Пародия на рассказ Николая Емильянова

Парадист Рейтинга
фото с сайта fishki.net
 Мне никогда не разорвать эту память. Сейчас я только жалею, что как всегда не был ёбок, не давал полной силы своим чувствам, придерживал за уздечку член...

  Когда она льстила мне казалось, что я действительно ёбкий, как неразбавленный кофе в котором растворились ее сны, и от него исходит аромат тайны появления в нашей жизни анаши, ёбких вечеров, кошачьих потягиваний, ночных обкуриваний. Казалось, что сами эротические фантазии ее блестят, а напряжённый от счастья член, отражаясь в них, радуется и пританцовывает, подмигивая и смеясь. Когда веселые икорки от папиросы ганджюбаса  падали от её затягов, я загадывал одно и то же желание, я просил у них, чтобы она всегда была здесь и сейчас, всегда ёбкая и улыбчивая. Я обещал им, что скуплю для нее весь самый дешёвый лимонад этого пыльного города, покатаю на х..ю и построю ей настоящий публичный дом с лифтом...И мы часто будем прогуливаться в обнимку, укрывшись синим одеялом ночи... Так как нормального одеяла у нас не было

  Я долго тянул резину, и катал вату всё не мог сдержать своего слова а Ира была уже взрослая. Я даже не заметил как это случилось. Ее увез потный, толстенький, с масляными  черными волосами итальянец в годах, громко что-то доказывавший матери Иринки и все время пытающийся беспорядочными, как мне казалось, махами рук компенсировать свое знание английского.
  Есть такая поговорка он в свои ворота катает, а я возле забора стою, смотрю. Так было и в этот раз, мою девочку увозили за границу а я ничего не мог поделать.
- Ес, ес, - довольно кудахтала мать моей лучистой вечно обкуренной девочки, уставшая от жизни женщина, тридцать лет проработавшая на ламповом заводе и наконец-то получившая от него однокомнатную квартиру в доме возле трамвайной линии. А мне этот иностранц купил киллограм хорошей марихуаны.
 Она притащила собранные иринкины чемоданы, и семенила за кажется, Марио с этими чемоданами в худеньких руках аж до самого автобуса. Ирка тихо плелась обкуренная рядом с ним, даже не глядя на меня, так она была обкуренна. Я ведь продал её.
Когда, прощаясь, Марио громко заржал и со всего маху "дружески" стукнул Ирину мать ладонью по плечу, я еле сдержался, чтобы не влепить ему затрещину. Но это могло навредить той с которой я когда то так здорово снашался...

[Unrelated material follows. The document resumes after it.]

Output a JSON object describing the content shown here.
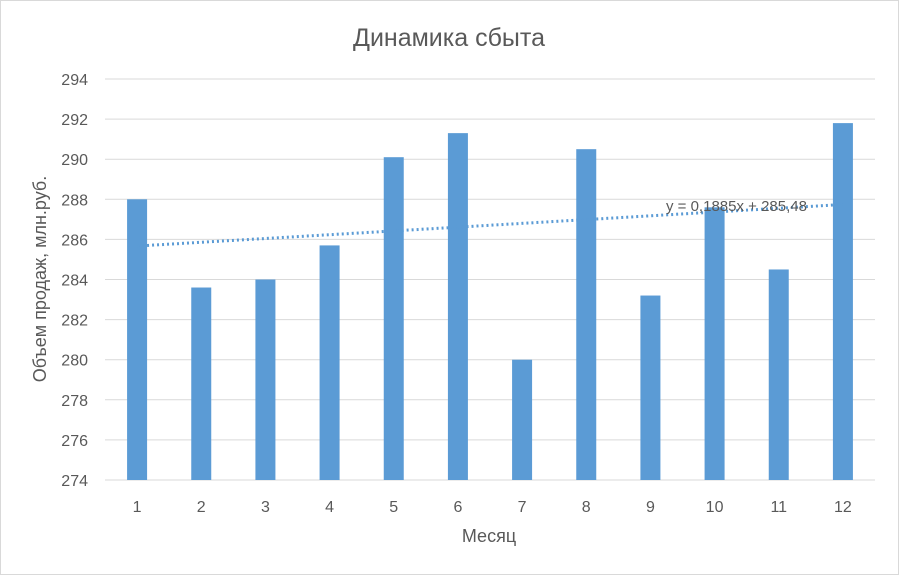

Не помню как долго я приходил в себя я ж ведь дебил. Продал свою любовь так дёшево всего за кило анаши. Надо было просить хотя бы два киллограма.
 Может год, может два, может три, у новой ячейки общества все было в ажуре, они взяли кредит в банке на аренду плантации, и выращивали там  хороший ганджюбас, мак, коку. Наверное, через пару лет из меня выветрились все ганджюбасовые сны, вылетели последние озорные лепестки канапли, которые я так не хотел отпускать в свободный полет. Но киллограм как то быстро закончился
Я женился на медсестре и никогда "дружески" не хлопаю по плечу ее маму,так как её мама может в ответ влепить такую затрещину, что мало не покажиться.

  И прогуливаясь летними вечерами по набережной, мы нередко встречаем странные парочки, которые обкуренные в говнище. Она - девочка-конфетка, красавица, стройная, с нежным смехом и приветливым личиком. И рядом он, перекопченый в солярии дядька лет на 30 старше, размахивающий руками и громко гогочущий над собственной шуткой он ведь обкуренный, высказанной на ломаном инглише. Шуткой, которую у него на родине - в Финляндии, Италии, Германии, Швеции или где-то еще вряд ли кто-то поймет.

И каждый раз мне хочется подбежать к такому субъекту и крикнуть ему в коричневое ухо:
- Дай апкуриться, давай вместе апкуримся, есть у тебя что дунуть?